E a justiça? February 12, 2006
Postado por tordesilhas em : Geral , trackbackNão conheci pessoalmente a jornalista Sandra Gomide. Indiretamente, eu tinha amigos que a conheciam e que ficaram chocados pela forma covarde como ela foi assassinada pelo também jornalista e namorado Antonio Pimenta Neves.

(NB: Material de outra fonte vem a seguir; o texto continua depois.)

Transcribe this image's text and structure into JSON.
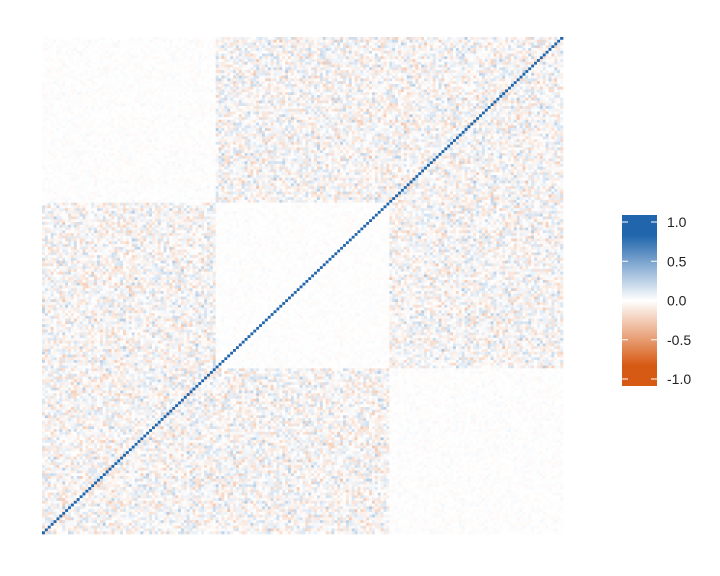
{
  "chart_data": {
    "type": "heatmap",
    "title": "",
    "xlabel": "",
    "ylabel": "",
    "matrix_size": 180,
    "diagonal_value": 1.0,
    "diagonal_direction": "bottom-left to top-right",
    "block_boundaries": [
      0,
      60,
      120,
      180
    ],
    "block_noise_amplitude": [
      [
        0.38,
        0.38,
        0.06
      ],
      [
        0.38,
        0.05,
        0.38
      ],
      [
        0.06,
        0.38,
        0.38
      ]
    ],
    "value_range": [
      -1.0,
      1.0
    ],
    "grid": false,
    "legend": {
      "placement": "right",
      "ticks": [
        {
          "value": 1.0,
          "label": "1.0"
        },
        {
          "value": 0.5,
          "label": "0.5"
        },
        {
          "value": 0.0,
          "label": "0.0"
        },
        {
          "value": -0.5,
          "label": "-0.5"
        },
        {
          "value": -1.0,
          "label": "-1.0"
        }
      ],
      "colors": {
        "high": "#2166AC",
        "mid": "#FFFFFF",
        "low": "#D75A14"
      }
    }
  }
}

O script ia aparentemente bem (apesar da relação doentia, segundo testemunhas, que os ligava), até que a Sandra resolveu romper a relação, mesmo sabendo que este seria certamente o fim de sua carreira no Estadão e possivelmente em outros jornais em São Paulo. Pimenta não se conteve e acabou matando-a de uma maneira brutal e covarde: um tiro nas costas e o da “graça”, na cabeça, que completou o serviço. Ele tentou se matar, mas na hora H amarelou e conseguiu ser salvo depois de ligar para um amigo próximo.
Acostumados a escrever estas histórias nas páginas policiais, de repente os jornalistas viram o “chavão-amoroso” invadir literalmente as redações e não qualquer uma, justamente o do vetusto e tradicional Estadão. Outro diferencial é o tempo que levou para que Pimenta Neves finalmente fosse levado a júri popular: nada mais do de cinco anos. Um exagero até mesmo para os padrões da lenta e plutocrata justiça brasileira na qual quem tem poder, boas conexões e sabe-se lá mais o quê consegue ficar livre mesmo sendo um criminoso confesso.
Pimenta Neves anda dizendo por aí que naquele 20 de agosto de 2000 morreram duas pessoas: ele e Sandra. Uma piada de mau gosto que ele tenta dar um ar de coerência trancando-se em casa e dizendo que sua vida econômica está em “absoluta desordem”. O pai de Sandra Gomide, este sim uma vítima secundária do assassinato com a sua saúde debilitada depois de três infartos e duas pontes de safena, evidentemente não acredita nas histórias contadas por Pimenta. Pede que os médicos o mantenham vivo ao menos para ver o assassino de sua filha sendo condenado.
Se pelo menos dessa vez a justiça funcionar, Pimenta Neves será condenado por crime hediondo, cometido por motivo torpe e sem chance de defesa para a vítima, o que poderá lhe custar uma sentença de 12 a 30 anos de prisão. Isso não vai trazer a Sandra de volta, mas vai pelo menos um motivo ao seu pai para morrer em paz.

Comments»
Nossa Renato, cada vez que eu lembro desse caso, tenho um nó na garganta, não é possível que esse canalha escape… bom, possível é porque nos últimos cinco anos ele tá por aí aproveitando a vida, né? escrevio sobre isso lá no blog dia desses, não entendo nada de leis criminais, mas só sei que a impunidade é um péssimo exemplo.
A condenação não permite reparar o erro. Mas Há de ser pagar pelo crime cometido, por isso se faz justiça, o que é justo e certo. Que a exclusão social sirva para a reflexão e se inibir outros de acharem soluções egoicas para seus problemas, já é um avanço.